Millennials Want a Work-Life Balance—Their Bosses Just Don’t Get Why

November 1, 2015

Workers around the globe have been finding it harder to juggle the demands of work and the rest of life in the past 5 years, a new report shows, with many working longer hours, deciding to delay or forgo having children, discontinuing education, or struggling to pay tuition for their children.


A big reason is the economy: Professional workers in companies that shed employees in the Great Recession are still doing the work of 2 or more people and working longer hours. Salaries have stagnated, and costs continue to rise, according to a new survey of nearly 10,000 workers in 8 countries by Ernst & Young’s Global Generations Research.

But another big reason? The boss just does not get it. Close to 80% of Millennials surveyed are part of dual-income couples in which both work full time. Of Generation X workers, people in their 30s and 40s now, 73% are. But of Baby Boomers, the generation born just after World War II that now occupies most top management positions, just 47% have a full-time working spouse. More than a quarter of Baby-Boomer workers have a spouse at home, or one who works part time or with flexible hours and is responsible for taking care of all home-front duties.

“I really see that there’s an empathy gap in the workplace,” said Karyn Twaronite, EY global-diversity and inclusiveness officer. “When there’s frustration about work-life balance in the workplace, and you think your boss doesn’t get it, that very likely could be true. ”

Younger workers see that technology frees them to work productively from anywhere, she said. But older bosses who are more accustomed to work cultures with more face time may see only empty cubicles. “They’re afraid people who don’t come to the office won’t work as hard,” she said.

Millennial workers, the group that companies say they are scrambling to attract and retain, are the most dissatisfied. Survey after survey, including the EY one, show that what Millennials most want is flexibility in where, when, and how they work. Millennials as well as men were most likely in the survey to say that they would take a pay cut, forgo a promotion, or be willing to move to manage work-life demands better.

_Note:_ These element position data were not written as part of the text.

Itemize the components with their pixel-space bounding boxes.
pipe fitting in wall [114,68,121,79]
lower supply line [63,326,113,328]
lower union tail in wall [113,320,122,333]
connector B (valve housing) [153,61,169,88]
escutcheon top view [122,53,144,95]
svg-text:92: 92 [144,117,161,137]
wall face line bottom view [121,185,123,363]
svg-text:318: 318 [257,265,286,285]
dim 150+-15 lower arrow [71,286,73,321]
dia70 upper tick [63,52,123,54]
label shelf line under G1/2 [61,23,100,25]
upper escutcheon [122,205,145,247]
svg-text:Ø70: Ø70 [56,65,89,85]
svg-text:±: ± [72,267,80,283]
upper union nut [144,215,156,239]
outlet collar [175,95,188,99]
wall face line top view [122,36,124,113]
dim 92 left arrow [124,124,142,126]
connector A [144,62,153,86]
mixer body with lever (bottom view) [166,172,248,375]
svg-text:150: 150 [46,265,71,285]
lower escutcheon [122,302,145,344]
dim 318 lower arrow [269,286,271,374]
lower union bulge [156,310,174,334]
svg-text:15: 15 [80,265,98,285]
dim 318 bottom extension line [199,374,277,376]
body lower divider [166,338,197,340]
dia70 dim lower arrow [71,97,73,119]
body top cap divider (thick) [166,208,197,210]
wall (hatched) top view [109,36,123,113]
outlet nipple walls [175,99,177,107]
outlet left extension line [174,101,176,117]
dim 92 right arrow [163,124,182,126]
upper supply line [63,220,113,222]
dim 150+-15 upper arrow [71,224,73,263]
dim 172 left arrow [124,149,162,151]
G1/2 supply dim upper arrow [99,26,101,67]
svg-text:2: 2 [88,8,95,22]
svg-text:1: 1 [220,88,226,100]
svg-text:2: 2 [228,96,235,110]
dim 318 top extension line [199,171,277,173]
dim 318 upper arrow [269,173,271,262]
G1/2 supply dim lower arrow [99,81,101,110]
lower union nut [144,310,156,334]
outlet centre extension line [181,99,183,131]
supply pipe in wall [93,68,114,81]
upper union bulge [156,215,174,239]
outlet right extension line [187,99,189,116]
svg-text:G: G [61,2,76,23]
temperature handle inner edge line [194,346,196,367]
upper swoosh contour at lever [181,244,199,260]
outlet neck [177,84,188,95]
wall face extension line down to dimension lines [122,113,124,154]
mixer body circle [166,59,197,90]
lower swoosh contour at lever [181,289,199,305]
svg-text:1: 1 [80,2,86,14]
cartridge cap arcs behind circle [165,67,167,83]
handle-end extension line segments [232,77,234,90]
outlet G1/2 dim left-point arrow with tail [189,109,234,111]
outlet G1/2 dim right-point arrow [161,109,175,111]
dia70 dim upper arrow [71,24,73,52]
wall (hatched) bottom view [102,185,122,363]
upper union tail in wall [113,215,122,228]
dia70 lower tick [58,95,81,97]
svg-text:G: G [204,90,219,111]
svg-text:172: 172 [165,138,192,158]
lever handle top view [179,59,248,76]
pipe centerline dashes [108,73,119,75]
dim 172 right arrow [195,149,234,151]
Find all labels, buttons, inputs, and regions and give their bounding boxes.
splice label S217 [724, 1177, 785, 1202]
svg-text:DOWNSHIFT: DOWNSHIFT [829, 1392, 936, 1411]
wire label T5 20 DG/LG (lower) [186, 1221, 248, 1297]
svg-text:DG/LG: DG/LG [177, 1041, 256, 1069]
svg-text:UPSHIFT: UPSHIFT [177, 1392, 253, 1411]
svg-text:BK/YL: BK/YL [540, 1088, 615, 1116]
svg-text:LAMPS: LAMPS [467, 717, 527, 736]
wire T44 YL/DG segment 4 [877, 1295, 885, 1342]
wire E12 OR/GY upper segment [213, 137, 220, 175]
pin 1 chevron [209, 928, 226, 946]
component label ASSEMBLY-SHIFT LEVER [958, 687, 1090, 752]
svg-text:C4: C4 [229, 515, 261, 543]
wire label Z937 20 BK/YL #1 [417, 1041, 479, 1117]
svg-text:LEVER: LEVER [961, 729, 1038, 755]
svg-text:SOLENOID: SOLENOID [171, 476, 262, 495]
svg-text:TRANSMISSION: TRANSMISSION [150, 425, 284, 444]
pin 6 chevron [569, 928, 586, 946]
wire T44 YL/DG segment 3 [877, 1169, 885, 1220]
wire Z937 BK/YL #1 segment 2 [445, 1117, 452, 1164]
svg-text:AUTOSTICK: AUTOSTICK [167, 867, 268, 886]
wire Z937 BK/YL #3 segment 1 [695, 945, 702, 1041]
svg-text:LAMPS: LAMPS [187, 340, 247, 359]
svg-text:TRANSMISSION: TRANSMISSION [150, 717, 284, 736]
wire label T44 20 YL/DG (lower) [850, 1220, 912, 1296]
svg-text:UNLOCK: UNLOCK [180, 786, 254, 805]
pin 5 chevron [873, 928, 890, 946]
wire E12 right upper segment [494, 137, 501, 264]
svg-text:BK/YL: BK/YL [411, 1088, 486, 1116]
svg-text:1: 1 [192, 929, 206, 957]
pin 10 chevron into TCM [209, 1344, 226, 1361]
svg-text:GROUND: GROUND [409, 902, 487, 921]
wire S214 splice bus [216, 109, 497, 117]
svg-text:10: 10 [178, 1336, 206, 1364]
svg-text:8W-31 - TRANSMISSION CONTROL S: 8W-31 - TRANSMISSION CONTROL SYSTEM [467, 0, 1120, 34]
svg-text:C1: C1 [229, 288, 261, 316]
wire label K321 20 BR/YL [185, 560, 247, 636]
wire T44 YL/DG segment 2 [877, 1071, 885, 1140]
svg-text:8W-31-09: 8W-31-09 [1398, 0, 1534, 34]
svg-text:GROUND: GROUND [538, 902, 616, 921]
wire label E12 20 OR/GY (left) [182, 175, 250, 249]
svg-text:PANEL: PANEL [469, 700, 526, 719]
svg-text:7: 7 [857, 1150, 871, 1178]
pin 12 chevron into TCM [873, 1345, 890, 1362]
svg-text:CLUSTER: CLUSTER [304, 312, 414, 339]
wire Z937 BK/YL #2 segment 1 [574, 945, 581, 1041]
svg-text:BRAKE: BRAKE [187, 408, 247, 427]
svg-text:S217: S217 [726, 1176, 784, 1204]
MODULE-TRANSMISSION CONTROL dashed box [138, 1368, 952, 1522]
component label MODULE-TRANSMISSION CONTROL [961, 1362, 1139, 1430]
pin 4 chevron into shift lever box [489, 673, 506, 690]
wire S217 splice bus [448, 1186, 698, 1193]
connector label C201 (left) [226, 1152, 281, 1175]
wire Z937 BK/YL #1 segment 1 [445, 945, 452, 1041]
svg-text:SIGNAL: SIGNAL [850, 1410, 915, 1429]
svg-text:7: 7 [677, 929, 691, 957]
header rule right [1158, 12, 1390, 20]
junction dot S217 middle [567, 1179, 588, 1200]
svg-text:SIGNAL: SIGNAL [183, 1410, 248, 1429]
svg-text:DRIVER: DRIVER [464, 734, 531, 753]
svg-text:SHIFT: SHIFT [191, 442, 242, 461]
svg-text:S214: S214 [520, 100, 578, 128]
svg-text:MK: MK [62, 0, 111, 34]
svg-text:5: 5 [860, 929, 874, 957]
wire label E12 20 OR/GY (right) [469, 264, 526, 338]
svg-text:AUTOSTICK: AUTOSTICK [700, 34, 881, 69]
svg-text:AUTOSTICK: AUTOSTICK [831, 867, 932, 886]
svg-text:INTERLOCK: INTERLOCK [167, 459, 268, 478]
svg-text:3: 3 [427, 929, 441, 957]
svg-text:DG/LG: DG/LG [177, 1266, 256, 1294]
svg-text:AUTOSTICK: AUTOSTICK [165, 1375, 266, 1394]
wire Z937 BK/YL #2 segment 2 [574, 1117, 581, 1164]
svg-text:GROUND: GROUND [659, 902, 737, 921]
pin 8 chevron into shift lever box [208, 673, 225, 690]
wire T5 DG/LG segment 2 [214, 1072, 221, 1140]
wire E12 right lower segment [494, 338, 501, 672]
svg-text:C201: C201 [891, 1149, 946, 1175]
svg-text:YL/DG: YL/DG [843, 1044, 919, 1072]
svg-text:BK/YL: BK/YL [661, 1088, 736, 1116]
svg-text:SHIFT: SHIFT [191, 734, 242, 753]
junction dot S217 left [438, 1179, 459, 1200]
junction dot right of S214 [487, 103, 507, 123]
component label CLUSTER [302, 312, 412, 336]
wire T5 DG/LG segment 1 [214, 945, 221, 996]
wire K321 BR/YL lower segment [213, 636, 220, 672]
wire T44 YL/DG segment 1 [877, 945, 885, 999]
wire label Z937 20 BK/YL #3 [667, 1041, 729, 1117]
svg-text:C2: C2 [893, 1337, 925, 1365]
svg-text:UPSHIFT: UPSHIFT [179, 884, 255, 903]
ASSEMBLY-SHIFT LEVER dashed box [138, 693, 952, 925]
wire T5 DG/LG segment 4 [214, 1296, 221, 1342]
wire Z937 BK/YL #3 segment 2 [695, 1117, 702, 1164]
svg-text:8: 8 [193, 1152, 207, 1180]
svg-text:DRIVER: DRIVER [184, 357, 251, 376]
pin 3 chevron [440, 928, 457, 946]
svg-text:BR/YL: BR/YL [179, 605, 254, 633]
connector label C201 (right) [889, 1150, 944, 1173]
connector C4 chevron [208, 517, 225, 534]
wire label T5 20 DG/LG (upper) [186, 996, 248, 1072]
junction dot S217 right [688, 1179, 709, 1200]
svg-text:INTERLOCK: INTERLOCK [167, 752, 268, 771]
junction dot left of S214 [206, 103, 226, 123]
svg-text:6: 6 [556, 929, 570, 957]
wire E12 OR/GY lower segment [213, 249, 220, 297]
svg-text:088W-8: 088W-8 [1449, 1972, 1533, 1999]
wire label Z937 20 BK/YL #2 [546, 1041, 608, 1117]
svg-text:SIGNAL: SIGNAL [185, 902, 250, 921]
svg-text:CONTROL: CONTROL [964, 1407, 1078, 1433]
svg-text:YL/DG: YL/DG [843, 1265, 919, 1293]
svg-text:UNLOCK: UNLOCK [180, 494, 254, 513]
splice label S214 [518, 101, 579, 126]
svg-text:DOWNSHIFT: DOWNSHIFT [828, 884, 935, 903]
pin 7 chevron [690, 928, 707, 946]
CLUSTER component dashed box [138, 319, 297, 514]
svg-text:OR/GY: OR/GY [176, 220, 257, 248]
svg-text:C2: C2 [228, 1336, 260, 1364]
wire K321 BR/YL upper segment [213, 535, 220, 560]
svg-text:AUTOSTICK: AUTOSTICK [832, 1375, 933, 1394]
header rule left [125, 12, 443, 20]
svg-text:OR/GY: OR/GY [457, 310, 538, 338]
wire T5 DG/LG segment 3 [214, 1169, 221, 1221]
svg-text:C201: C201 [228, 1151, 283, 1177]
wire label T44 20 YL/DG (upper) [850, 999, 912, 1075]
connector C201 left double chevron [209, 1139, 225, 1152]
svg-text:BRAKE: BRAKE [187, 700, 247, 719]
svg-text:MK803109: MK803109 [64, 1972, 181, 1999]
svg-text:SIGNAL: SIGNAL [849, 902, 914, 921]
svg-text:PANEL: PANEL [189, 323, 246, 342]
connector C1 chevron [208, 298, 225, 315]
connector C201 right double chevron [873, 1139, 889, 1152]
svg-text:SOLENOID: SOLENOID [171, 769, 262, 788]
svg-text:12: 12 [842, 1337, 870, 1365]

Yet the survey found that 1 in 6 reports suffering negative consequences for having a flexible schedule. Lack of flexibility was cited among the top reasons millennials quit jobs. And nearly 40% of young workers, male or female, in the United States are so unhappy with the lack of paid parental-leave policies that they say they would be willing to move to another country.

“A figure like that certainly shifts the conversation from paid parental-leave being a ‘nice to have’ to being a ‘need to have’ for companies,” Twaronite said.

In the United States, the only advanced economy in the world with no paid parental-leave policy, only 9% of companies offered fully paid maternity-leave benefits to workers in 2014, down from 16% in 2008, according to the Families and Work Institute’s National Study of Employers. For spouses and partners, 14% of U.S. companies offer paid leave, either partially or fully paid, down from 16% in 2008.

The institute found that the share of employers offering reduced hours and career flexibility also has fallen and that flexible work options are not available to all employees, but only to certain groups, such as parents.

 “Wanting flexibility or work-life balance is the number one thing we hear all the time from candidates. It’s the number one reason why people are looking for a new job, by far,” said Heidi Parsont, who runs TorchLight, a recruiting firm in Alexandria, Virginia. “We’re definitely seeing more candidates asking for it. But companies still see it as making an exception. It’s still not the norm.”

Ryan Shaw, 23, is a case in point. He doesn’t have children, yet he rates work-life balance as not only important but also “necessary for success.”

Shaw does social media marketing for a start-up in Los Angeles called Forcefield. He liked his job. But he did not like living in Los Angeles, where his expensive rent kept him from being able to pay down his astronomical student loans. He had other job offers that would have given him more money but demanded more work hours.

He had a different idea. He told his boss that he would stay at the company, but only if he could do his job from his laptop, wherever and whenever he wanted. His boss agreed.

So Shaw is moving back home to Florida.

“The narrative that’s always drawn is you have to choose financial success or personal success [and] having a life. And to me, that’s a false choice,” Shaw said. “I think you can have both. I’m sort of playing the long game. I want to take care of my health and have deep relationships with people I care most about. And not just people who happen to be in the same building with me everyday.”